Then, there is understanding, which is more about being capable, competent, having know-how, seeing the significance of situations, rather than a cognitive process that we commonly think of 'understanding' as.  Understanding discloses our existence, which itself can only be understood in terms of potentiality-for-being. Existence is always ahead-of-itself in a process of becoming. One understands something when one can cope with it, so that mentors understand mentoring through their competence at mentoring.  Mentoring is for-the-sake-of- something, which is to produce competent nurses for the future, which in turn keeps the profession strong and preserves the standards of care that the mentors value.


Being on autopilot - is this like inauthentic Dasein?
There's a jumble of ideas in the middle of all this. Mentors work with fragments of different sorts in a web of meanings, a referential whole. In their everyday engagement with their mentoring practice, when absorbed in coping, they assume a collective identity, or 'inauthentic self', a 'they-self', in which they are 'being what I am doing'. The role dominates, through accepted ways of practising, doing what you've learned to do in the role. Perhaps it is a kind of 'autopilot' in which you just get on and cope with things. This 'being-what-I-am-doing' covers up individual, authentic Dasein in a process of 'falling' away from itself. Equipment is 'ready-to-hand' most of the time, which means that it is used in context, but you might look right past the equipment to the work you're doing with it. I interpret 'equipment' quite loosely here, to refer to all the artefacts associated with nursing and helping a student learn the practice. If you stop to think about the equipment when it is not in use, or when you are not skilled at using it, it loses the direct meaningfulness that it had when you were using it. It then becomes 'present-at-hand', an object of theoretical contemplation. The implications for teaching and learning could be quite profound.

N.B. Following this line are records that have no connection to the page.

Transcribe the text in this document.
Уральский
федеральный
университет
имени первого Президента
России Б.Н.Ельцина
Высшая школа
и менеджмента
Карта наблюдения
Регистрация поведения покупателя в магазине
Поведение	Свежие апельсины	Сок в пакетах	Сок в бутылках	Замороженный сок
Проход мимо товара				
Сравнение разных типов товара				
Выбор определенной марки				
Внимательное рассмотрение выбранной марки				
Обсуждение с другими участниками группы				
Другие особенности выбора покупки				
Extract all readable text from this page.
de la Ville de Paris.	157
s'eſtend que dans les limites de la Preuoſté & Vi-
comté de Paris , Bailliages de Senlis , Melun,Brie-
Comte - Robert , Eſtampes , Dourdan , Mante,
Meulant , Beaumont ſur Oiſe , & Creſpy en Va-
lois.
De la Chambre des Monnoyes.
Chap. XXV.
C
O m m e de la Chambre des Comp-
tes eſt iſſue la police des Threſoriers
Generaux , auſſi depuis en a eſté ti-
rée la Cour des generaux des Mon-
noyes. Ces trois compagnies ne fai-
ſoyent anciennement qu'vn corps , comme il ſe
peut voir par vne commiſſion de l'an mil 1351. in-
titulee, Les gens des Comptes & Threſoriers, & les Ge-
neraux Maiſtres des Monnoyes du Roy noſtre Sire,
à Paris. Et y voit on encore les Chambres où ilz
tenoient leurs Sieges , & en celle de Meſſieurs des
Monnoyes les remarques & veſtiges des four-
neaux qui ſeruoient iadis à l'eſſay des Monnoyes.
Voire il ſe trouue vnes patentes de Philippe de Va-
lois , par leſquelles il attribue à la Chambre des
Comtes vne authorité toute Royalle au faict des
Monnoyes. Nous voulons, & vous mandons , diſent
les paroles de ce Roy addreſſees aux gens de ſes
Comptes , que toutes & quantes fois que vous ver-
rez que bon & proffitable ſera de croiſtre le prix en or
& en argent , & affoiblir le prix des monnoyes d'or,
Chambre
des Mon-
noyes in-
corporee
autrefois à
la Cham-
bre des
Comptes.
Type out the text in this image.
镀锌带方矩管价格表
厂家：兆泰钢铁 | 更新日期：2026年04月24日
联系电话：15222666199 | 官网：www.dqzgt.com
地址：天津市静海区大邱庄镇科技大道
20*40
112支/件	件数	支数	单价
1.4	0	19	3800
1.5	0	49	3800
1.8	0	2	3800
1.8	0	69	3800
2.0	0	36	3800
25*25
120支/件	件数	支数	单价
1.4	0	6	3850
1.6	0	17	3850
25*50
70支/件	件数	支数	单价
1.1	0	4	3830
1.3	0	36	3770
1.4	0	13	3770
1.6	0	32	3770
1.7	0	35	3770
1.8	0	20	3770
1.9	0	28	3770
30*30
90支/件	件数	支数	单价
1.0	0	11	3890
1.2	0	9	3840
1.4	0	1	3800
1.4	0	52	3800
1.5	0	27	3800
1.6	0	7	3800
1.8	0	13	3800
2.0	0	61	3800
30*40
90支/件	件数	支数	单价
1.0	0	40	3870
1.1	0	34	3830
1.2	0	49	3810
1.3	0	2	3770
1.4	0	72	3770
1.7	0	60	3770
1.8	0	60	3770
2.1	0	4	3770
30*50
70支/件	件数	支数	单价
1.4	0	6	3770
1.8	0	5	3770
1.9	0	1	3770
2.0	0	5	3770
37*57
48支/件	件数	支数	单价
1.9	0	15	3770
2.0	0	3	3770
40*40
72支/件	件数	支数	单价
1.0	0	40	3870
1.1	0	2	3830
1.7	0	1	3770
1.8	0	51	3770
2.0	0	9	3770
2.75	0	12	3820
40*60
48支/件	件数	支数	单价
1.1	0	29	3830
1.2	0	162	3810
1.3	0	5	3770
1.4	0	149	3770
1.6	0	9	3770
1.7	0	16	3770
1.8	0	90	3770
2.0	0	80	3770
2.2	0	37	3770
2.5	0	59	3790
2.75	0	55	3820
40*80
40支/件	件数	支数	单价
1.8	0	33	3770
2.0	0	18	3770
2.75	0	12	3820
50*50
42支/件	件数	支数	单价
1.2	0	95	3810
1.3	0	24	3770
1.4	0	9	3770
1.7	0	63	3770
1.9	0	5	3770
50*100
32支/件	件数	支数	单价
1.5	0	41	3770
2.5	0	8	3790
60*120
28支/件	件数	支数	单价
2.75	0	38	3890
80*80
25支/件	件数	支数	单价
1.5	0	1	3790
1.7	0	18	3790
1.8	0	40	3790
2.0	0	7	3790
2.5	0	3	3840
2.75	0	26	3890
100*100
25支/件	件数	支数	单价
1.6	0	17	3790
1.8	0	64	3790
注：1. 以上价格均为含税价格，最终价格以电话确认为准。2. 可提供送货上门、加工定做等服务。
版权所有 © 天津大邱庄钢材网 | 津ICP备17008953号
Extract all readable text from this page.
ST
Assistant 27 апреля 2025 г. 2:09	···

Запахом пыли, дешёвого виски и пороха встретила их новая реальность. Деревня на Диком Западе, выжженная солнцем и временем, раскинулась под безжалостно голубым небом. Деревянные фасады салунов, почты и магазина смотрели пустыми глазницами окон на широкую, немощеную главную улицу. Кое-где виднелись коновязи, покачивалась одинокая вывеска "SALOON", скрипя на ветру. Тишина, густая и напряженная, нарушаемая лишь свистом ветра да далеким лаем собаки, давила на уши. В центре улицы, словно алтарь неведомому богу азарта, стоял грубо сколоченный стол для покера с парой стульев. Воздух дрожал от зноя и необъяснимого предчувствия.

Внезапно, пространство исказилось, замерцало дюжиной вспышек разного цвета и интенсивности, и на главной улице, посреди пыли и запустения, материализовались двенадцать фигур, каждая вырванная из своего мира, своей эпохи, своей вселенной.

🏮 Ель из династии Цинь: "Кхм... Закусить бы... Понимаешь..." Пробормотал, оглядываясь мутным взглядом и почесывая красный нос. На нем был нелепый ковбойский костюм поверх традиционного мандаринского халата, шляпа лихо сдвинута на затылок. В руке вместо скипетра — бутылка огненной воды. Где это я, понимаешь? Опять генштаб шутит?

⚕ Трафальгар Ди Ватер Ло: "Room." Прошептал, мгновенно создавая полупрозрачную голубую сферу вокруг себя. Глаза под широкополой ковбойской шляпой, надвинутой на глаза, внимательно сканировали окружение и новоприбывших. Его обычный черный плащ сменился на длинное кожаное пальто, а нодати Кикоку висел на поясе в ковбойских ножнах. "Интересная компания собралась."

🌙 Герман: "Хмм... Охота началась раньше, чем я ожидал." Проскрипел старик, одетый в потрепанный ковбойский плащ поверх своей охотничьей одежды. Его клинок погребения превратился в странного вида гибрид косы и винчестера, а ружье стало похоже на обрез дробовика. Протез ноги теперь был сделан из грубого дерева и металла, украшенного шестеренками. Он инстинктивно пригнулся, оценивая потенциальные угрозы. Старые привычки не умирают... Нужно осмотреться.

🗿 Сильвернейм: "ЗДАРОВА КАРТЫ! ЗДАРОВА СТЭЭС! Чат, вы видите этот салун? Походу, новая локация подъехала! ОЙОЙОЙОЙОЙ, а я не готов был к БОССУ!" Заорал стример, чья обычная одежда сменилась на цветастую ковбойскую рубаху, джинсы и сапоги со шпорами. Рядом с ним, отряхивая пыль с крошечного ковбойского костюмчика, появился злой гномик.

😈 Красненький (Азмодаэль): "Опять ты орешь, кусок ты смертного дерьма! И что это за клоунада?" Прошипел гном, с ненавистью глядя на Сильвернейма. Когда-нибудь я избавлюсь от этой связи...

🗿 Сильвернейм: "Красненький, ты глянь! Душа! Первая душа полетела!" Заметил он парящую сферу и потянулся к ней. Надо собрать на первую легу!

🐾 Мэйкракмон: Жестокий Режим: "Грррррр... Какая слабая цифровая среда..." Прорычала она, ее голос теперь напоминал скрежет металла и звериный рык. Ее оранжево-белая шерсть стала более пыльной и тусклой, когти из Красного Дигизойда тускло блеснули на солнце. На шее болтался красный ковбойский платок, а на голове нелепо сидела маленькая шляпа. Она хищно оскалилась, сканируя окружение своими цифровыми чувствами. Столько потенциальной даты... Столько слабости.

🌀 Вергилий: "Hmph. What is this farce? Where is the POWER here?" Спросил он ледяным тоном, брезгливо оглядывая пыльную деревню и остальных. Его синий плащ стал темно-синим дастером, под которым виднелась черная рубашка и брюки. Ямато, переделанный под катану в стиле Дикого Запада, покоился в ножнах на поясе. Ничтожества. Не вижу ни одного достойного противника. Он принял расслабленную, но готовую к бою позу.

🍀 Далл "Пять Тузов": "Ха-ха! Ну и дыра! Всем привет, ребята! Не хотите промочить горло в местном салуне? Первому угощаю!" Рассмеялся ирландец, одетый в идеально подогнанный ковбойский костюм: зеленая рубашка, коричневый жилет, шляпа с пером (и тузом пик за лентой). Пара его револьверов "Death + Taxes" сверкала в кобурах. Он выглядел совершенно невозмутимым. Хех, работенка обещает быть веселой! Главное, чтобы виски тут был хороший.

The use of language goes alongside all of these different ways of being-in-the-world. Language is used to signify meaning, allows one to articulate what one is doing. Sometimes, language can get in the way of the real Dasein, the who-I-am and how-it's-going-with-me, because it can only be a representation of Dasein's existence. We can understand at the level of the everyday talk, but this can hide, or put a veil over, the being underneath. However, we need to operate at this level in practice, or nothing would ever get done.